Secondo gli autori, questa “resilienza” culturale e genetica delle antiche popolazioni del Maghreb orientale potrebbe essere legata a un calo delle temperature che, in quel periodo, rese la regione meno adatta alle coltivazioni agricole rispetto al Maghreb occidentale, e quindi meno appetibile per i migranti europei. Questa ipotesi potrebbe anche spiegare perché le tracce di dna europeo sono più “diluite” nel patrimonio genetico delle comunità neolitiche del Maghreb orientale, rispetto a quelle delle regioni più a ovest.
Gli autori hanno inoltre rilevato nel dna degli antichi abitanti del Maghreb orientale tracce genetiche riconducibili a popolazioni levantine, giunte nella regione circa 6.800 anni fa, alcuni secoli dopo gli agricoltori europei. Questo nuovo flusso genetico è dovuto, probabilmente, all’arrivo di gruppi umani provenienti dall’Asia sudoccidentale, che introdussero in Nord Africa animali da allevamento come pecore e capre. Le popolazioni locali adottarono quindi la pastorizia, ma continuarono a praticare la raccolta di vegetali spontanei e la caccia alla selvaggina.
Tracce di un incontro precedente
Ma il dna di alcuni di questi antichi individui del Maghreb orientale racconta anche un’altra storia: quella di un contatto con popolazioni europee avvenuto in epoche più remote. I ricercatori hanno scoperto che un uomo in particolare, rinvenuto nel sito archeologico di Djebba, conservava tracce genetiche riconducibili a gruppi di cacciatori-raccoglitori europei, con i quali i suoi antenati dovevano essersi incrociati circa 8.500 anni fa. Dunque, sebbene i contatti con i primi agricoltori arrivati dall’Europa siano stati limitati, i maghrebini orientali potrebbero aver incontrato popolazioni provenienti dal continente già molto tempo prima, probabilmente giunte via mare dalla Sicilia.

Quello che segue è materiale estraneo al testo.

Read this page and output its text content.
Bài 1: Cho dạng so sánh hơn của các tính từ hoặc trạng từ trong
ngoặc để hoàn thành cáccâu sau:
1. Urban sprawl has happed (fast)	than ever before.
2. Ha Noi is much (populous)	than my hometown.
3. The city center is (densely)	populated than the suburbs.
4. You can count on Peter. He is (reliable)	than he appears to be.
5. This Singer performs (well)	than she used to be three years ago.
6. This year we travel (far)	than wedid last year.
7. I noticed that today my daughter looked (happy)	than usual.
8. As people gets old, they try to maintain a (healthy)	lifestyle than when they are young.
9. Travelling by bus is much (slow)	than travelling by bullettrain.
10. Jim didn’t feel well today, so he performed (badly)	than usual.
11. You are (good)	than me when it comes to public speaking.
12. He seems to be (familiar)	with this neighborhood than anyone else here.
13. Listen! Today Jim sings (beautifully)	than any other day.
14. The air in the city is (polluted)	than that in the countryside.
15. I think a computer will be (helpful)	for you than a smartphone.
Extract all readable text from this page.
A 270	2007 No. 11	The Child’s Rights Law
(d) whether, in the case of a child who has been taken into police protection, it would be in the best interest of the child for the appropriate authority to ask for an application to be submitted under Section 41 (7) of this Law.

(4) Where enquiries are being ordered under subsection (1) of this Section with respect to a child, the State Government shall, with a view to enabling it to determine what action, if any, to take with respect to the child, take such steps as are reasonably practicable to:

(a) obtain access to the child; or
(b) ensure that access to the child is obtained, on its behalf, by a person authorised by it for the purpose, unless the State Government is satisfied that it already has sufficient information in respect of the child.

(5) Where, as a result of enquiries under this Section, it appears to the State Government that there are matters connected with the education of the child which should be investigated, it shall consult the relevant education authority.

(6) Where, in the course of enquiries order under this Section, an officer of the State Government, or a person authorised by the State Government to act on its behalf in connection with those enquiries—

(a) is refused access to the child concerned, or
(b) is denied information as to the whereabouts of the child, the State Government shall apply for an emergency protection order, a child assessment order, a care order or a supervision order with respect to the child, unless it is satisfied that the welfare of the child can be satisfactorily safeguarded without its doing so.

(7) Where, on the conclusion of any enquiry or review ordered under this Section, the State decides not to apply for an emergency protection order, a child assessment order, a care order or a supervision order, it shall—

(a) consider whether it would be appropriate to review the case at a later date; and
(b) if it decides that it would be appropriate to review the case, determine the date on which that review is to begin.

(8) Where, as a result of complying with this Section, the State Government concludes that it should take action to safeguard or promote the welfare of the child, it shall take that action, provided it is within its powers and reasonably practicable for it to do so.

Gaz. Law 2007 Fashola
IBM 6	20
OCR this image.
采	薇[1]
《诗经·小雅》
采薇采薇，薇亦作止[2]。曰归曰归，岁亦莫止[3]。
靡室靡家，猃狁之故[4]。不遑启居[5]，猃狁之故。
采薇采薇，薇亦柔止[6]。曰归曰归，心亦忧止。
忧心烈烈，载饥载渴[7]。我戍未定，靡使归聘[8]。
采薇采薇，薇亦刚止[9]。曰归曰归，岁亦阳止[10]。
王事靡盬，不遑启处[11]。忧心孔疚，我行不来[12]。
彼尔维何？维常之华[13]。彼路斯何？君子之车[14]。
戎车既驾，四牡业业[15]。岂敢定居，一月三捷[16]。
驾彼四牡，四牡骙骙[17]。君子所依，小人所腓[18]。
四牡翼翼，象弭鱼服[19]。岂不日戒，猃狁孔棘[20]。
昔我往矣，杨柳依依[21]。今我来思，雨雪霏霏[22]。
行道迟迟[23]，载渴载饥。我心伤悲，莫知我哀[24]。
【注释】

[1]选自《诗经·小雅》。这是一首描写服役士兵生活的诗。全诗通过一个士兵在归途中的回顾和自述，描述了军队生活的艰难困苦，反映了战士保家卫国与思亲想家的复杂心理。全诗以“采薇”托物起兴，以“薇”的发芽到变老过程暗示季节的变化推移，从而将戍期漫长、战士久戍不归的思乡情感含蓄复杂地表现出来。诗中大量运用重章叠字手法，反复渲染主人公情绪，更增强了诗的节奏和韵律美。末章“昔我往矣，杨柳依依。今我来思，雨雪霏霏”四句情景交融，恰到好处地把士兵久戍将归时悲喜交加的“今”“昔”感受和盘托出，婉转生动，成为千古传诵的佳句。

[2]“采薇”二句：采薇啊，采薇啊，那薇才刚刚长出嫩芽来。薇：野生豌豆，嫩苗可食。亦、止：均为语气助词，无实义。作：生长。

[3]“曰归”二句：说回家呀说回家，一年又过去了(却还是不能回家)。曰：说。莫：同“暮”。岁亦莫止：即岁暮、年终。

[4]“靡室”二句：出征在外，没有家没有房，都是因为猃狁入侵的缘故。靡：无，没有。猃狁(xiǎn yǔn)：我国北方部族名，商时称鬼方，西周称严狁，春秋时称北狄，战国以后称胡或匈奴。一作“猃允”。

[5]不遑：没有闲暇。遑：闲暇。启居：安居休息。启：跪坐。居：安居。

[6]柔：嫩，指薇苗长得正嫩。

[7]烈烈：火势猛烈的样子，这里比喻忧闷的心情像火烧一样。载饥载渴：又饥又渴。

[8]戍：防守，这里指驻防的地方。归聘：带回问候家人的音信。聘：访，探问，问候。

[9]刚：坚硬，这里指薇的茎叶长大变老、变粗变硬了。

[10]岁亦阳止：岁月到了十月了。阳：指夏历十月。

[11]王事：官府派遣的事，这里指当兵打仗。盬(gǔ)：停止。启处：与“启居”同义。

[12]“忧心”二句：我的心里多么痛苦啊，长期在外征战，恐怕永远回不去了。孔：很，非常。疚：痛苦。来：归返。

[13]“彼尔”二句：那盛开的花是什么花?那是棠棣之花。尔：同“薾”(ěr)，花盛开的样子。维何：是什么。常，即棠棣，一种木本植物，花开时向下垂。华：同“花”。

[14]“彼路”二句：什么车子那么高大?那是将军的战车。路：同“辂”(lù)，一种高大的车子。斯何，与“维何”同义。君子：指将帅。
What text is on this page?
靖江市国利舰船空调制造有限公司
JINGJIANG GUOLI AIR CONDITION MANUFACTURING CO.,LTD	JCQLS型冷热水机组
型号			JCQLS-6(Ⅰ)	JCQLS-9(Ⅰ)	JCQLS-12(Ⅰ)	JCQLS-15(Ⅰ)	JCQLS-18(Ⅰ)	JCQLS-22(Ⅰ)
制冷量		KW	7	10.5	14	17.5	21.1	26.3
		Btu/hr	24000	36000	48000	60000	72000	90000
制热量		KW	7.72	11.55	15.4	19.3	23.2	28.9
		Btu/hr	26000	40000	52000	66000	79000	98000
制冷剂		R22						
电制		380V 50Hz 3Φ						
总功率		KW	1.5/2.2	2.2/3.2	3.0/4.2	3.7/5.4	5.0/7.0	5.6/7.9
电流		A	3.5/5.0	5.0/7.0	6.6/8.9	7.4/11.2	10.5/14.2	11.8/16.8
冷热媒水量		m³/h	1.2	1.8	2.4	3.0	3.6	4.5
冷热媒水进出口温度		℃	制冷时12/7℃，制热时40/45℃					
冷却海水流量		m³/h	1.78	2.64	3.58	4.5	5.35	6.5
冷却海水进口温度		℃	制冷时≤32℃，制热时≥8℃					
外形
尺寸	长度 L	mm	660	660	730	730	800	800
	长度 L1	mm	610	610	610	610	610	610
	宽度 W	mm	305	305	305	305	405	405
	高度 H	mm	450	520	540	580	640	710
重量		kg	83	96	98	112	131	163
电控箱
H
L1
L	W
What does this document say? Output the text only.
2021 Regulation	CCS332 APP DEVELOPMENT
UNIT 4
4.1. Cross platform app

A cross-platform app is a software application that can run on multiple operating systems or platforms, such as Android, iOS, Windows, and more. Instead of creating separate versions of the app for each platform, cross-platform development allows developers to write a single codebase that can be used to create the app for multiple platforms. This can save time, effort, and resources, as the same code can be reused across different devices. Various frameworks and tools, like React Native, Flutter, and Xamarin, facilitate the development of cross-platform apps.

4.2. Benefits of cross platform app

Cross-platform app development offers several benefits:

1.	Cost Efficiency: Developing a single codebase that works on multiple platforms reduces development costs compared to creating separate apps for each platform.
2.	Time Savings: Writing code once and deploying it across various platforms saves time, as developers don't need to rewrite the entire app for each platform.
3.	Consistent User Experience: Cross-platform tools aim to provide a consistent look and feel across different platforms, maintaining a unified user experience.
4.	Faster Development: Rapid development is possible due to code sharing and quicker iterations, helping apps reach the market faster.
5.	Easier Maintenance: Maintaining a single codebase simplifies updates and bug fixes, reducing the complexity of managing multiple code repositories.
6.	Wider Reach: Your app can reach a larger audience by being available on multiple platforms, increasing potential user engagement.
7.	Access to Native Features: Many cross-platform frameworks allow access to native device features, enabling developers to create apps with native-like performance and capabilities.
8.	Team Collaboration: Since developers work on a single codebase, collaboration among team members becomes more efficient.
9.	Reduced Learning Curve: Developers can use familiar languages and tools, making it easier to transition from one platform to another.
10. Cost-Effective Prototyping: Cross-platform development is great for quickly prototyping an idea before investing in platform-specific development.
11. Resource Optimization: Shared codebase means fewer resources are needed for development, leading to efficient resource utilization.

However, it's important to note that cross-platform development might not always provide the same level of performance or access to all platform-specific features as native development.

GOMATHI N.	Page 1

Sfortunatamente, non sono stati trovati resti di imbarcazioni in Nord Africa risalenti a questo periodo. Le prime tracce di natanti ritrovate nel Mediterraneo sono alcune canoe scavate risalenti a 7000 anni scoperte nel lago di Bracciano.
In conclusione, i risultati di Lipson e coautori dimostrano che la transizione dalle economie di caccia e raccolta a quelle di produzione non avvenne uniformemente e contemporaneamente in tutte le aree del Mediterraneo e che la storia delle relazioni tra questi popoli durante il Neolitico è più complessa di quanto si credesse. Per questo, gli autori sperano di approfondire ulteriormente le dinamiche di trasformazione economica e culturale nel Nord Africa durante il Neolitico, attraverso il confronto di dati archeologici, antropologici e genetici.